When dealing with death, and more particularly the guillotine as the tool that brought death and the afterlife, the author highlights the fascination of contemporaries with the concern with the severed head not immediately dying. This fascination led to representation in prints of headless characters in the afterlife and depictions of the dead haunting the living, both positively and in more negative ways. The link between public execution and theater is not an obvious one as, if the Ancient Regime’s executions were spectacles organized by the royalty, during the Revolution this idea was put to rest and the spectacle aspects of public beheadings were discussed and criticized among contemporaries.
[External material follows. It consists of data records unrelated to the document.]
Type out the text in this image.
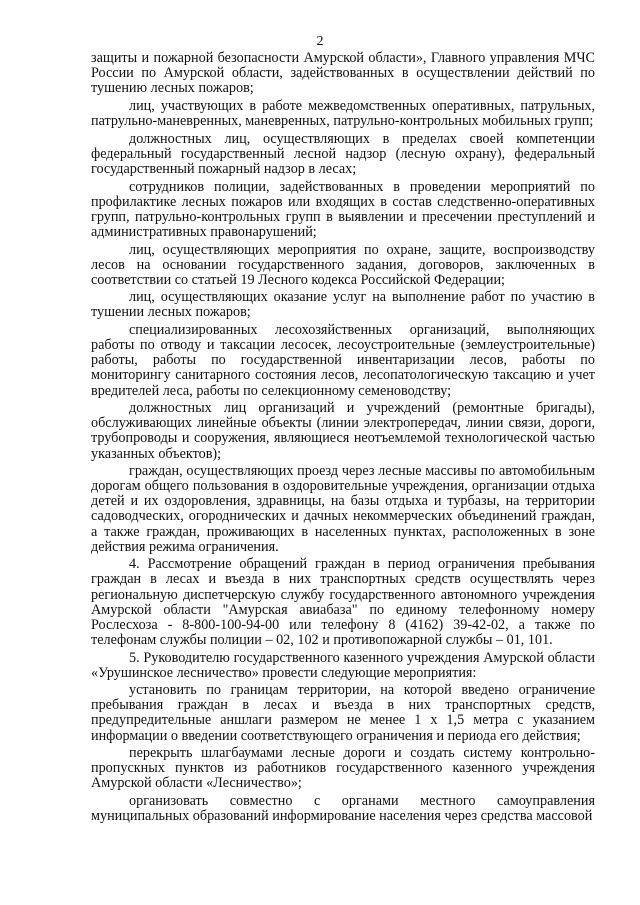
2

защиты и пожарной безопасности Амурской области», Главного управления МЧС России по Амурской области, задействованных в осуществлении действий по тушению лесных пожаров;

лиц, участвующих в работе межведомственных оперативных, патрульных, патрульно-маневренных, маневренных, патрульно-контрольных мобильных групп;

должностных лиц, осуществляющих в пределах своей компетенции федеральный государственный лесной надзор (лесную охрану), федеральный государственный пожарный надзор в лесах;

сотрудников полиции, задействованных в проведении мероприятий по профилактике лесных пожаров или входящих в состав следственно-оперативных групп, патрульно-контрольных групп в выявлении и пресечении преступлений и административных правонарушений;

лиц, осуществляющих мероприятия по охране, защите, воспроизводству лесов на основании государственного задания, договоров, заключенных в соответствии со статьей 19 Лесного кодекса Российской Федерации;

лиц, осуществляющих оказание услуг на выполнение работ по участию в тушении лесных пожаров;

специализированных лесохозяйственных организаций, выполняющих работы по отводу и таксации лесосек, лесоустроительные (землеустроительные) работы, работы по государственной инвентаризации лесов, работы по мониторингу санитарного состояния лесов, лесопатологическую таксацию и учет вредителей леса, работы по селекционному семеноводству;

должностных лиц организаций и учреждений (ремонтные бригады), обслуживающих линейные объекты (линии электропередач, линии связи, дороги, трубопроводы и сооружения, являющиеся неотъемлемой технологической частью указанных объектов);

граждан, осуществляющих проезд через лесные массивы по автомобильным дорогам общего пользования в оздоровительные учреждения, организации отдыха детей и их оздоровления, здравницы, на базы отдыха и турбазы, на территории садоводческих, огороднических и дачных некоммерческих объединений граждан, а также граждан, проживающих в населенных пунктах, расположенных в зоне действия режима ограничения.

4. Рассмотрение обращений граждан в период ограничения пребывания граждан в лесах и въезда в них транспортных средств осуществлять через региональную диспетчерскую службу государственного автономного учреждения Амурской области "Амурская авиабаза" по единому телефонному номеру Рослесхоза - 8-800-100-94-00 или телефону 8 (4162) 39-42-02, а также по телефонам службы полиции – 02, 102 и противопожарной службы – 01, 101.

5. Руководителю государственного казенного учреждения Амурской области «Урушинское лесничество» провести следующие мероприятия:

установить по границам территории, на которой введено ограничение пребывания граждан в лесах и въезда в них транспортных средств, предупредительные аншлаги размером не менее 1 х 1,5 метра с указанием информации о введении соответствующего ограничения и периода его действия;

перекрыть шлагбаумами лесные дороги и создать систему контрольно-пропускных пунктов из работников государственного казенного учреждения Амурской области «Лесничество»;

организовать совместно с органами местного самоуправления муниципальных образований информирование населения через средства массовой
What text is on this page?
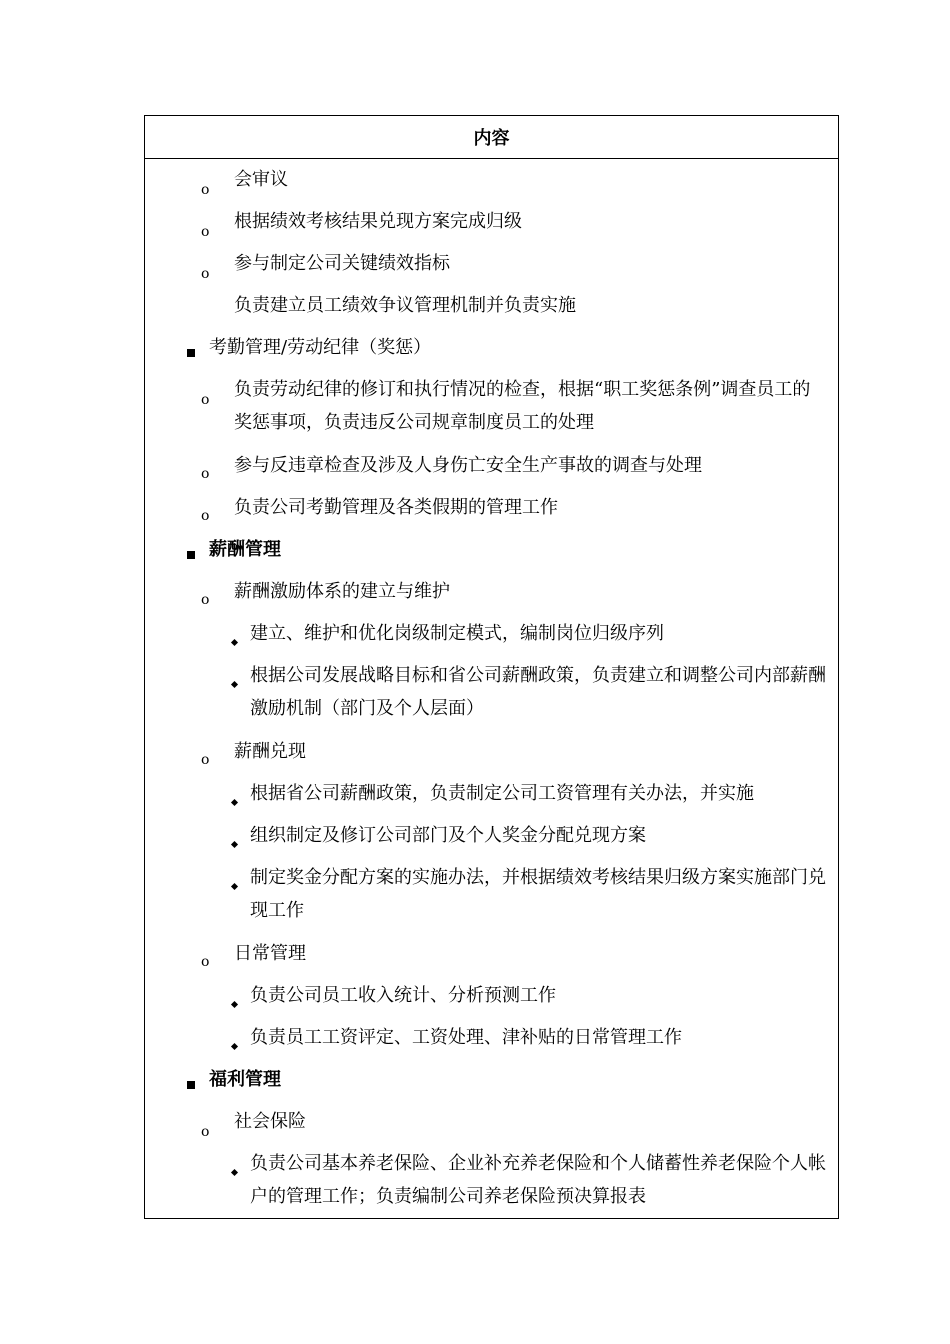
内容
会审议
o
根据绩效考核结果兑现方案完成归级
o
参与制定公司关键绩效指标
o
负责建立员工绩效争议管理机制并负责实施
考勤管理/劳动纪律（奖惩）
o 负责劳动纪律的修订和执行情况的检查，根据“职工奖惩条例”调查员工的奖惩事项，负责违反公司规章制度员工的处理
o 参与反违章检查及涉及人身伤亡安全生产事故的调查与处理
o 负责公司考勤管理及各类假期的管理工作
薪酬管理
o 薪酬激励体系的建立与维护
建立、维护和优化岗级制定模式，编制岗位归级序列
根据公司发展战略目标和省公司薪酬政策，负责建立和调整公司内部薪酬激励机制（部门及个人层面）
o 薪酬兑现
根据省公司薪酬政策，负责制定公司工资管理有关办法，并实施
组织制定及修订公司部门及个人奖金分配兑现方案
制定奖金分配方案的实施办法，并根据绩效考核结果归级方案实施部门兑现工作
o 日常管理
负责公司员工收入统计、分析预测工作
负责员工工资评定、工资处理、津补贴的日常管理工作
福利管理
o 社会保险
负责公司基本养老保险、企业补充养老保险和个人储蓄性养老保险个人帐户的管理工作；负责编制公司养老保险预决算报表
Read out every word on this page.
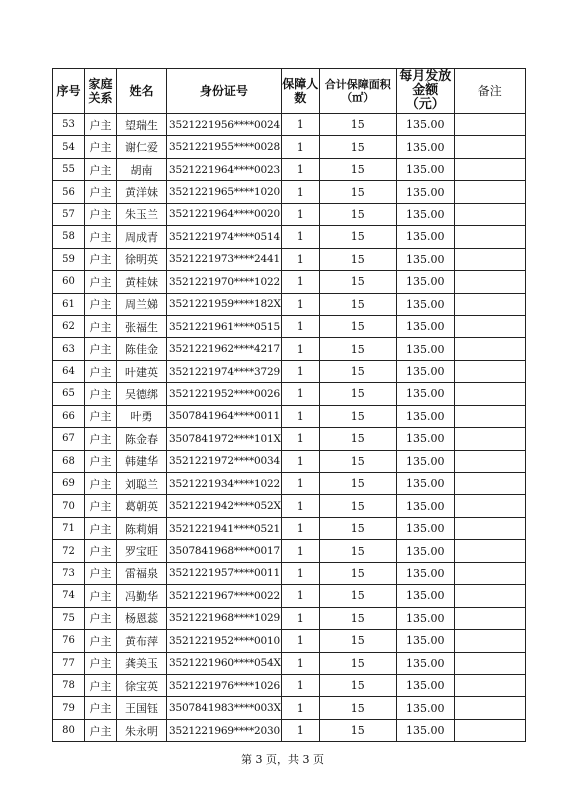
序号	家庭关系	姓名	身份证号	保障人数	合计保障面积（㎡）	每月发放金额（元）	备注
53	户主	望瑞生	3521221956****0024	1	15	135.00	
54	户主	谢仁爱	3521221955****0028	1	15	135.00	
55	户主	胡南	3521221964****0023	1	15	135.00	
56	户主	黄洋妹	3521221965****1020	1	15	135.00	
57	户主	朱玉兰	3521221964****0020	1	15	135.00	
58	户主	周成青	3521221974****0514	1	15	135.00	
59	户主	徐明英	3521221973****2441	1	15	135.00	
60	户主	黄桂妹	3521221970****1022	1	15	135.00	
61	户主	周兰娣	3521221959****182X	1	15	135.00	
62	户主	张福生	3521221961****0515	1	15	135.00	
63	户主	陈佳金	3521221962****4217	1	15	135.00	
64	户主	叶建英	3521221974****3729	1	15	135.00	
65	户主	吴德绑	3521221952****0026	1	15	135.00	
66	户主	叶勇	3507841964****0011	1	15	135.00	
67	户主	陈金春	3507841972****101X	1	15	135.00	
68	户主	韩建华	3521221972****0034	1	15	135.00	
69	户主	刘聪兰	3521221934****1022	1	15	135.00	
70	户主	葛朝英	3521221942****052X	1	15	135.00	
71	户主	陈莉娟	3521221941****0521	1	15	135.00	
72	户主	罗宝旺	3507841968****0017	1	15	135.00	
73	户主	雷福泉	3521221957****0011	1	15	135.00	
74	户主	冯勤华	3521221967****0022	1	15	135.00	
75	户主	杨恩蕊	3521221968****1029	1	15	135.00	
76	户主	黄布萍	3521221952****0010	1	15	135.00	
77	户主	龚美玉	3521221960****054X	1	15	135.00	
78	户主	徐宝英	3521221976****1026	1	15	135.00	
79	户主	王国钰	3507841983****003X	1	15	135.00	
80	户主	朱永明	3521221969****2030	1	15	135.00	
第 3 页，共 3 页
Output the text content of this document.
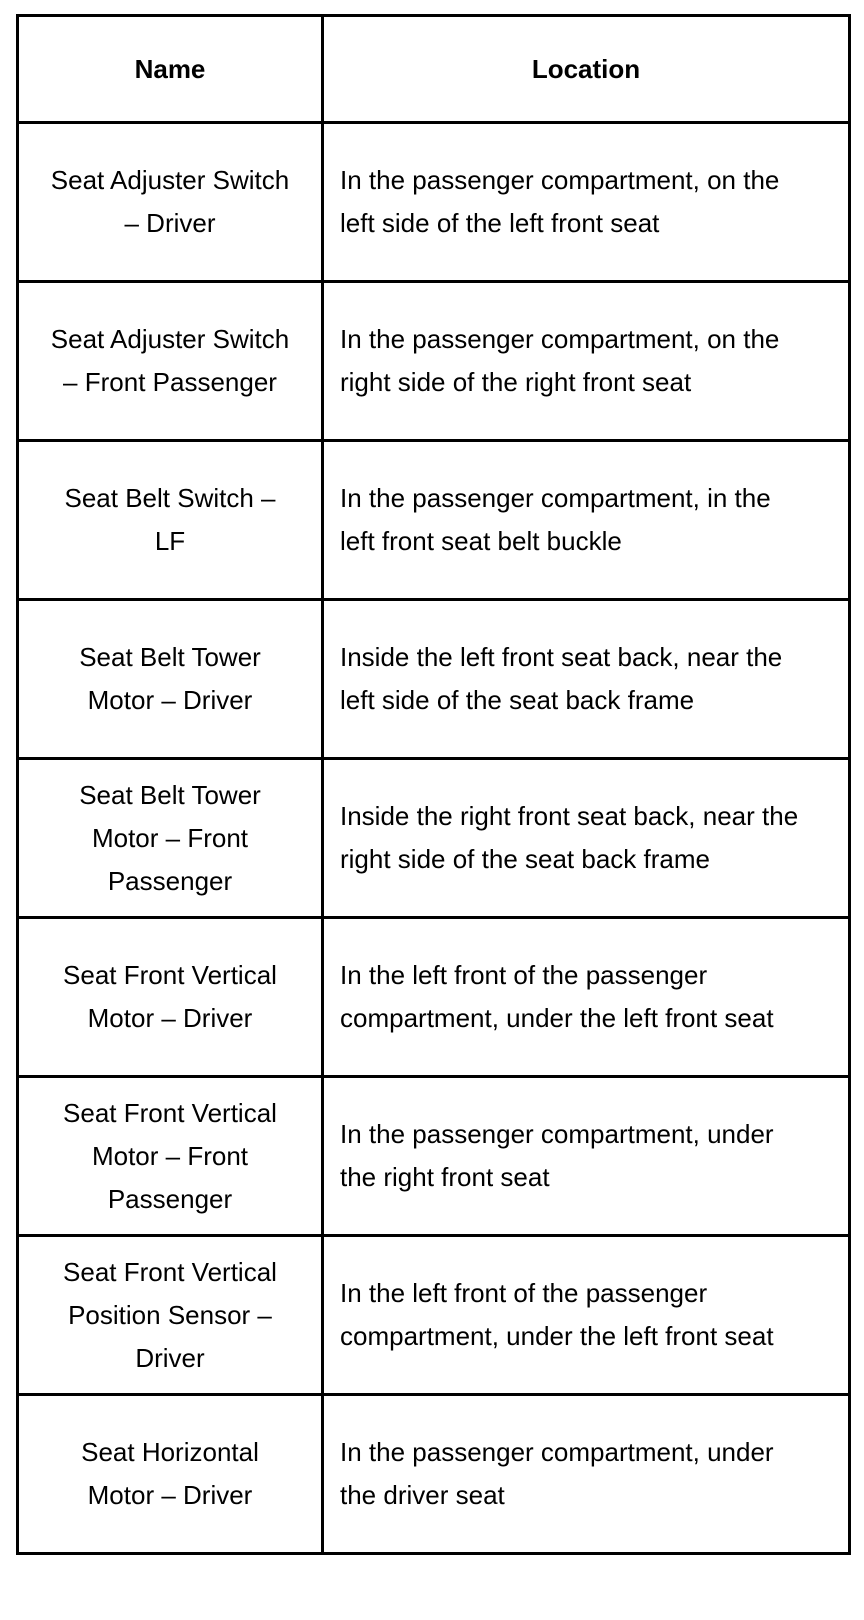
Name	Location
Seat Adjuster Switch – Driver	In the passenger compartment, on the left side of the left front seat
Seat Adjuster Switch – Front Passenger	In the passenger compartment, on the right side of the right front seat
Seat Belt Switch – LF	In the passenger compartment, in the left front seat belt buckle
Seat Belt Tower Motor – Driver	Inside the left front seat back, near the left side of the seat back frame
Seat Belt Tower Motor – Front Passenger	Inside the right front seat back, near the right side of the seat back frame
Seat Front Vertical Motor – Driver	In the left front of the passenger compartment, under the left front seat
Seat Front Vertical Motor – Front Passenger	In the passenger compartment, under the right front seat
Seat Front Vertical Position Sensor – Driver	In the left front of the passenger compartment, under the left front seat
Seat Horizontal Motor – Driver	In the passenger compartment, under the driver seat
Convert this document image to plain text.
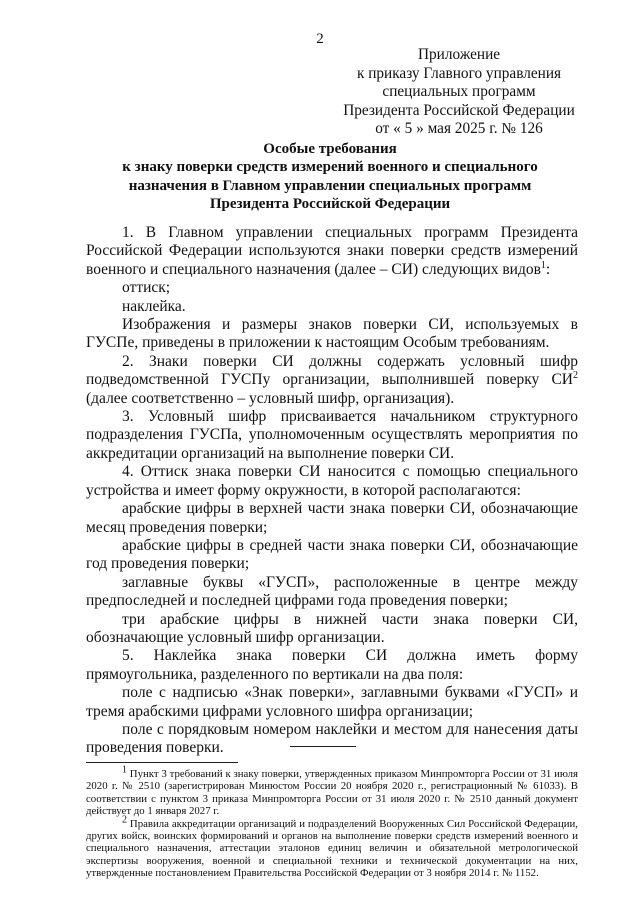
2
Приложение
к приказу Главного управления
специальных программ
Президента Российской Федерации
от « 5 » мая 2025 г. № 126
Особые требования
к знаку поверки средств измерений военного и специального
назначения в Главном управлении специальных программ
Президента Российской Федерации

1. В Главном управлении специальных программ Президента Российской Федерации используются знаки поверки средств измерений военного и специального назначения (далее – СИ) следующих видов$^1$:

оттиск;

наклейка.

Изображения и размеры знаков поверки СИ, используемых в ГУСПе, приведены в приложении к настоящим Особым требованиям.

2. Знаки поверки СИ должны содержать условный шифр подведомственной ГУСПу организации, выполнившей поверку $СИ^2$ (далее соответственно – условный шифр, организация).

3. Условный шифр присваивается начальником структурного подразделения ГУСПа, уполномоченным осуществлять мероприятия по аккредитации организаций на выполнение поверки СИ.

4. Оттиск знака поверки СИ наносится с помощью специального устройства и имеет форму окружности, в которой располагаются:

арабские цифры в верхней части знака поверки СИ, обозначающие месяц проведения поверки;

арабские цифры в средней части знака поверки СИ, обозначающие год проведения поверки;

заглавные буквы «ГУСП», расположенные в центре между предпоследней и последней цифрами года проведения поверки;

три арабские цифры в нижней части знака поверки СИ, обозначающие условный шифр организации.

5. Наклейка знака поверки СИ должна иметь форму прямоугольника, разделенного по вертикали на два поля:

поле с надписью «Знак поверки», заглавными буквами «ГУСП» и тремя арабскими цифрами условного шифра организации;

поле с порядковым номером наклейки и местом для нанесения даты проведения поверки.

$^1$ Пункт 3 требований к знаку поверки, утвержденных приказом Минпромторга России от 31 июля 2020 г. № 2510 (зарегистрирован Минюстом России 20 ноября 2020 г., регистрационный № 61033). В соответствии с пунктом 3 приказа Минпромторга России от 31 июля 2020 г. № 2510 данный документ действует до 1 января 2027 г.

$^2$ Правила аккредитации организаций и подразделений Вооруженных Сил Российской Федерации, других войск, воинских формирований и органов на выполнение поверки средств измерений военного и специального назначения, аттестации эталонов единиц величин и обязательной метрологической экспертизы вооружения, военной и специальной техники и технической документации на них, утвержденные постановлением Правительства Российской Федерации от 3 ноября 2014 г. № 1152.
The author’s conclusion, that “prints were an alternative stage of the Revolution” and that they “became a space of performance permeated with the language of theatre” (p. 269) who could themselves be performed, especially when lyrics were accompanying them, is one that will undoubtedly enrich research on the Revolution, on theater studies and of art history in general.
Elise Wintz
Cluster of Excellence, “Religion and Politics”
University of Münster
elisewintz@gmail.com
Primary Sources
Bibliothèque nationale de France, collection de Vinck
Bibliothèque nationale de France, collection Hennin
British Museum
Waddesdon Manor
Dissertation Information
University of Warwick. 2012. 355 pp. Primary Advisor: Katherine Astbury.
Image: L.J. Masquelier, after J.M. Moreau le jeune, “Mirabeau arrive aux Champs Élisées,” etching and engraving, 1792, Voltaire Foundation.